どうやら父は高熱が出ていた間に幻覚でも見たのだろう、落武者が来たんだ。と話した。
私はもうどうでもいいように聞いていた。
お昼をちょっと過ぎたあたり、主人と娘、そして母が病室に入って来た。
まるでバトンタッチする様に母と替わる様に車へ乗り込んだ。
福島からの帰り、主人や娘との他愛の無いお喋りにしみじみ解放された安心感のなかで疲れが溜まっていたためなのか?

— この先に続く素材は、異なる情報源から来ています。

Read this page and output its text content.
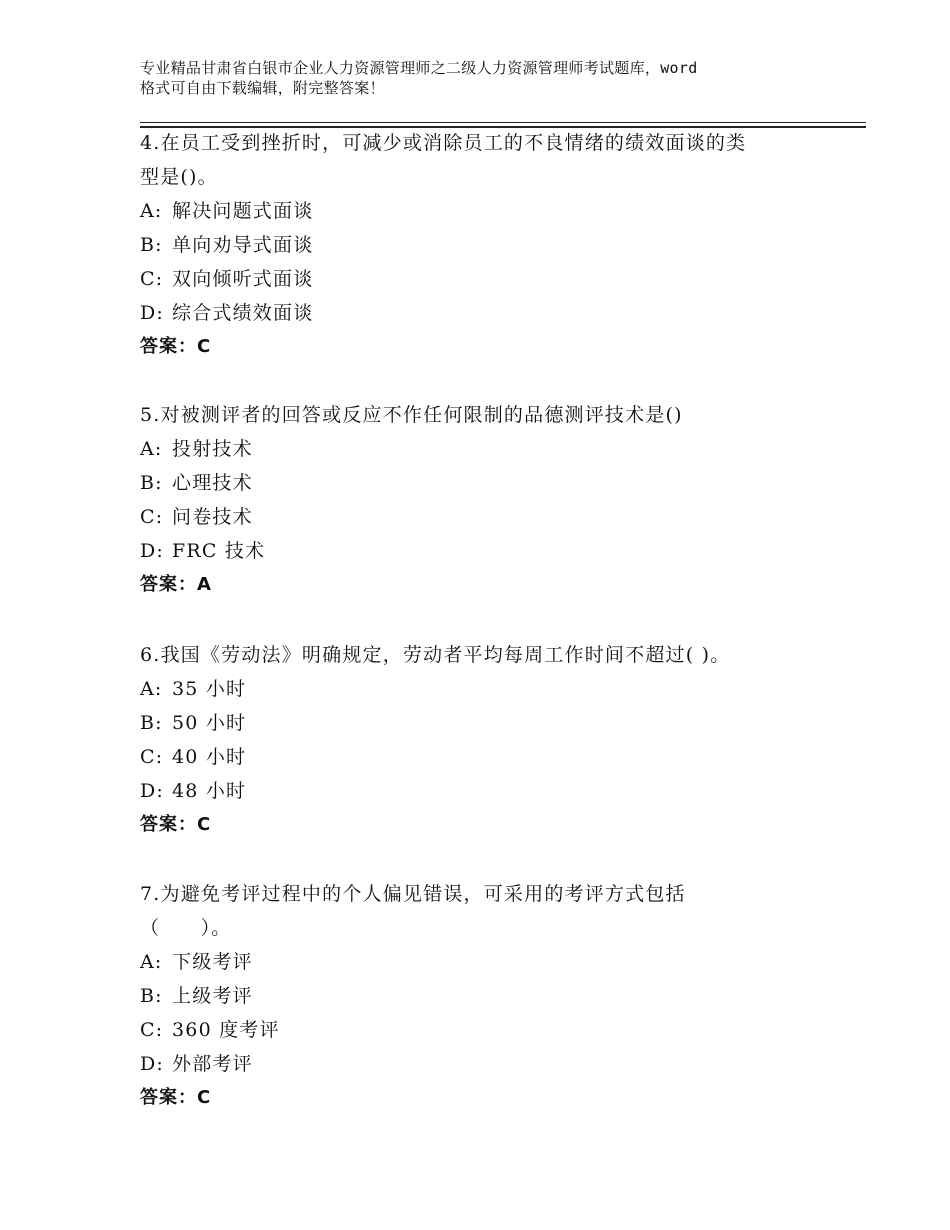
专业精品甘肃省白银市企业人力资源管理师之二级人力资源管理师考试题库，word
格式可自由下载编辑，附完整答案！
4.在员工受到挫折时，可减少或消除员工的不良情绪的绩效面谈的类
型是()。
A: 解决问题式面谈
B: 单向劝导式面谈
C: 双向倾听式面谈
D: 综合式绩效面谈
答案：C
5.对被测评者的回答或反应不作任何限制的品德测评技术是()
A: 投射技术
B: 心理技术
C: 问卷技术
D: FRC 技术
答案：A
6.我国《劳动法》明确规定，劳动者平均每周工作时间不超过( )。
A: 35 小时
B: 50 小时
C: 40 小时
D: 48 小时
答案：C
7.为避免考评过程中的个人偏见错误，可采用的考评方式包括
（　　）。
A: 下级考评
B: 上级考评
C: 360 度考评
D: 外部考评
答案：C
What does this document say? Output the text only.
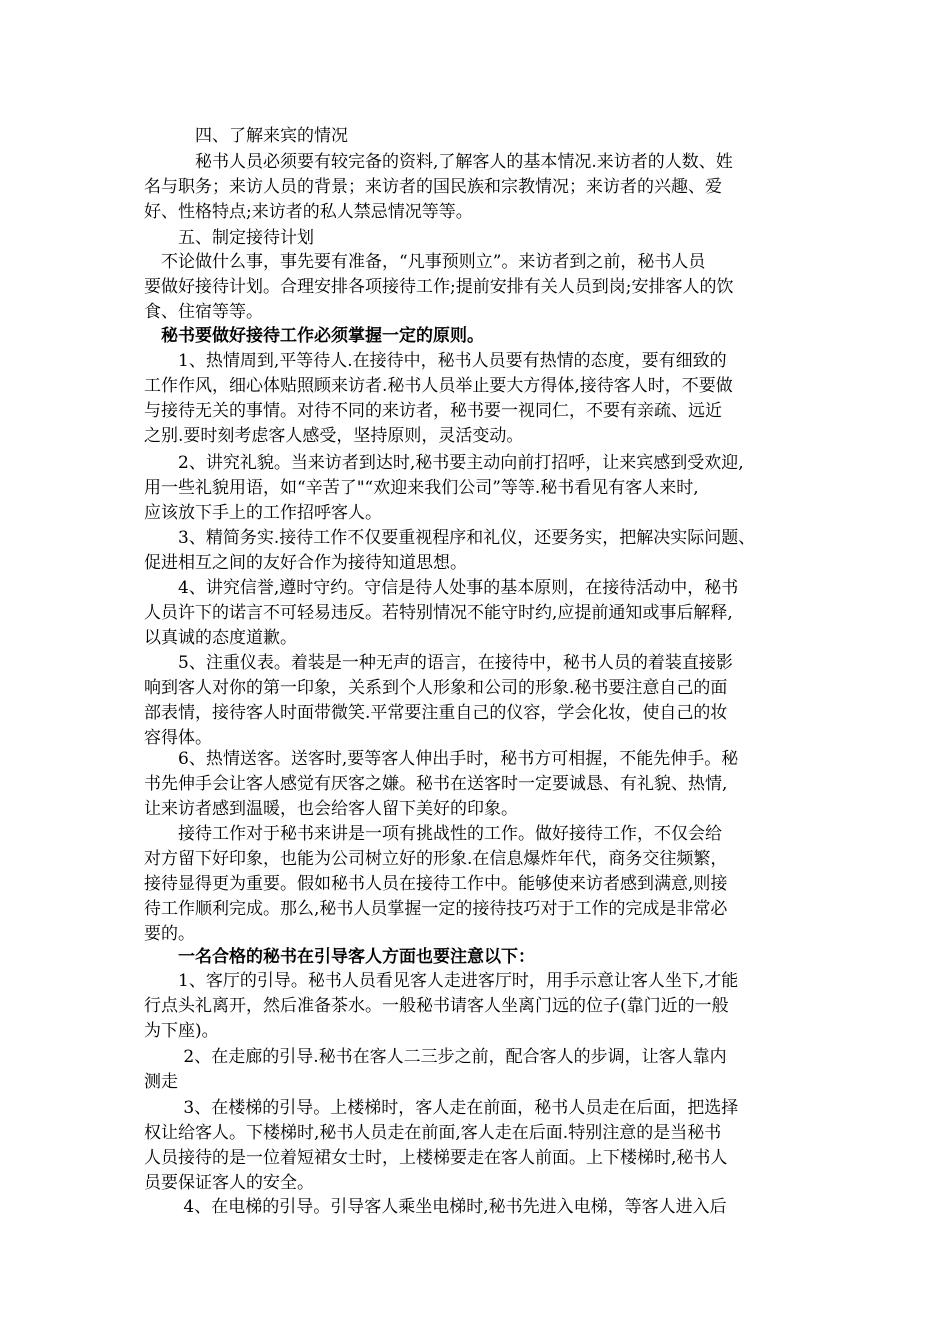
　　　四、了解来宾的情况
　　　秘书人员必须要有较完备的资料,了解客人的基本情况.来访者的人数、姓
名与职务；来访人员的背景；来访者的国民族和宗教情况；来访者的兴趣、爱
好、性格特点;来访者的私人禁忌情况等等。
　　五、制定接待计划
　不论做什么事，事先要有准备，“凡事预则立”。来访者到之前，秘书人员
要做好接待计划。合理安排各项接待工作;提前安排有关人员到岗;安排客人的饮
食、住宿等等。
　秘书要做好接待工作必须掌握一定的原则。
　　1、热情周到,平等待人.在接待中，秘书人员要有热情的态度，要有细致的
工作作风，细心体贴照顾来访者.秘书人员举止要大方得体,接待客人时，不要做
与接待无关的事情。对待不同的来访者，秘书要一视同仁，不要有亲疏、远近
之别.要时刻考虑客人感受，坚持原则，灵活变动。
　　2、讲究礼貌。当来访者到达时,秘书要主动向前打招呼，让来宾感到受欢迎,
用一些礼貌用语，如“辛苦了"“欢迎来我们公司”等等.秘书看见有客人来时,
应该放下手上的工作招呼客人。
　　3、精简务实.接待工作不仅要重视程序和礼仪，还要务实，把解决实际问题、
促进相互之间的友好合作为接待知道思想。
　　4、讲究信誉,遵时守约。守信是待人处事的基本原则，在接待活动中，秘书
人员许下的诺言不可轻易违反。若特别情况不能守时约,应提前通知或事后解释,
以真诚的态度道歉。
　　5、注重仪表。着装是一种无声的语言，在接待中，秘书人员的着装直接影
响到客人对你的第一印象，关系到个人形象和公司的形象.秘书要注意自己的面
部表情，接待客人时面带微笑.平常要注重自己的仪容，学会化妆，使自己的妆
容得体。
　　6、热情送客。送客时,要等客人伸出手时，秘书方可相握，不能先伸手。秘
书先伸手会让客人感觉有厌客之嫌。秘书在送客时一定要诚恳、有礼貌、热情,
让来访者感到温暖，也会给客人留下美好的印象。
　　接待工作对于秘书来讲是一项有挑战性的工作。做好接待工作，不仅会给
对方留下好印象，也能为公司树立好的形象.在信息爆炸年代，商务交往频繁，
接待显得更为重要。假如秘书人员在接待工作中。能够使来访者感到满意,则接
待工作顺利完成。那么,秘书人员掌握一定的接待技巧对于工作的完成是非常必
要的。
　　一名合格的秘书在引导客人方面也要注意以下：
　　1、客厅的引导。秘书人员看见客人走进客厅时，用手示意让客人坐下,才能
行点头礼离开，然后准备茶水。一般秘书请客人坐离门远的位子(靠门近的一般
为下座)。
　　 2、在走廊的引导.秘书在客人二三步之前，配合客人的步调，让客人靠内
测走
　　 3、在楼梯的引导。上楼梯时，客人走在前面，秘书人员走在后面，把选择
权让给客人。下楼梯时,秘书人员走在前面,客人走在后面.特别注意的是当秘书
人员接待的是一位着短裙女士时，上楼梯要走在客人前面。上下楼梯时,秘书人
员要保证客人的安全。
　　 4、在电梯的引导。引导客人乘坐电梯时,秘书先进入电梯，等客人进入后
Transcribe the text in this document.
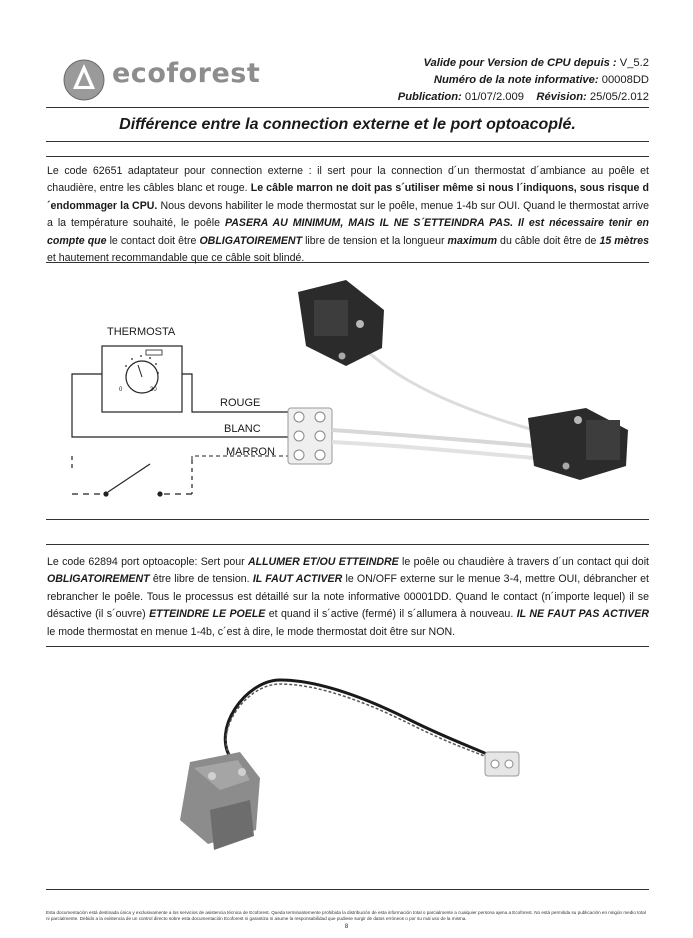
ecoforest	Valide pour Version de CPU depuis : V_5.2
Numéro de la note informative: 00008DD
Publication: 01/07/2.009 Révision: 25/05/2.012
Différence entre la connection externe et le port optoacoplé.
Le code 62651 adaptateur pour connection externe : il sert pour la connection d´un thermostat d´ambiance au poêle et chaudière, entre les câbles blanc et rouge. Le câble marron ne doit pas s´utiliser même si nous l´indiquons, sous risque d´endommager la CPU. Nous devons habiliter le mode thermostat sur le poêle, menue 1-4b sur OUI. Quand le thermostat arrive a la température souhaité, le poêle PASERA AU MINIMUM, MAIS IL NE S´ETTEINDRA PAS. Il est nécessaire tenir en compte que le contact doit être OBLIGATOIREMENT libre de tension et la longueur maximum du câble doit être de 15 mètres et hautement recommandable que ce câble soit blindé.
THERMOSTA
ROUGE
BLANC
MARRON
0	30
Le code 62894 port optoacople: Sert pour ALLUMER ET/OU ETTEINDRE le poêle ou chaudière à travers d´un contact qui doit OBLIGATOIREMENT être libre de tension. IL FAUT ACTIVER le ON/OFF externe sur le menue 3-4, mettre OUI, débrancher et rebrancher le poêle. Tous le processus est détaillé sur la note informative 00001DD. Quand le contact (n´importe lequel) il se désactive (il s´ouvre) ETTEINDRE LE POELE et quand il s´active (fermé) il s´allumera à nouveau. IL NE FAUT PAS ACTIVER le mode thermostat en menue 1-4b, c´est à dire, le mode thermostat doit être sur NON.
Esta documentación está destinada única y exclusivamente a los servicios de asistencia técnica de Ecoforest. Queda terminantemente prohibida la distribución de esta información total o parcialmente a cualquier persona ajena a Ecoforest. No está permitida su publicación en ningún medio total ni parcialmente. Debido a la existencia de un control directo sobre esta documentación Ecoforest ni garantiza ni asume la responsabilidad que pudiese surgir de datos erróneos o por su mal uso de la misma.
8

変なところに痛みを感じて塊の様になってしまった身体をどうしたらいいのか?
動かす事も億劫で、サービスエリアに寄るトイレ休憩が精一杯であった。
本当なら、窓の外を眺めることが好きな私が一切、外の景色を楽しむことはなく、自宅に着いた。
家へ着くと、倒れ込むよう自分の布団に潜り込んだ。
改めて、自分の家がこんなにも安心する場所なんだと思った。
しかし、眠りたいのに逆に頭が冴えてきてしまっていた。
すると、愛猫のガブちゃんが何時も通り、私の懐に潜り込んできた。
久々のケモノの温かさと感触にギュッと抱きしめると、本当なら利かん坊さんでこんな時は怒って咬みついてもいいのに理解してくれているかのようにジッとしてくれていた。
何故だか自分でも、よく分からない涙が溢れてきて、しばらく布団の中で泣いていたら、いつの間にか寝てしまっていた。
おかげで、次の日までうつらうつらと時々目覚めたりはしていた様でしたが気が着いたら夕方になっていた。
あちこち身体に痛みがあったが頭はスッキリしていた。
そして今迄当たり前に過ごしていた日常がどれだけ私自身にとっての居場所で有ったかという事を思い知らされていたのでした。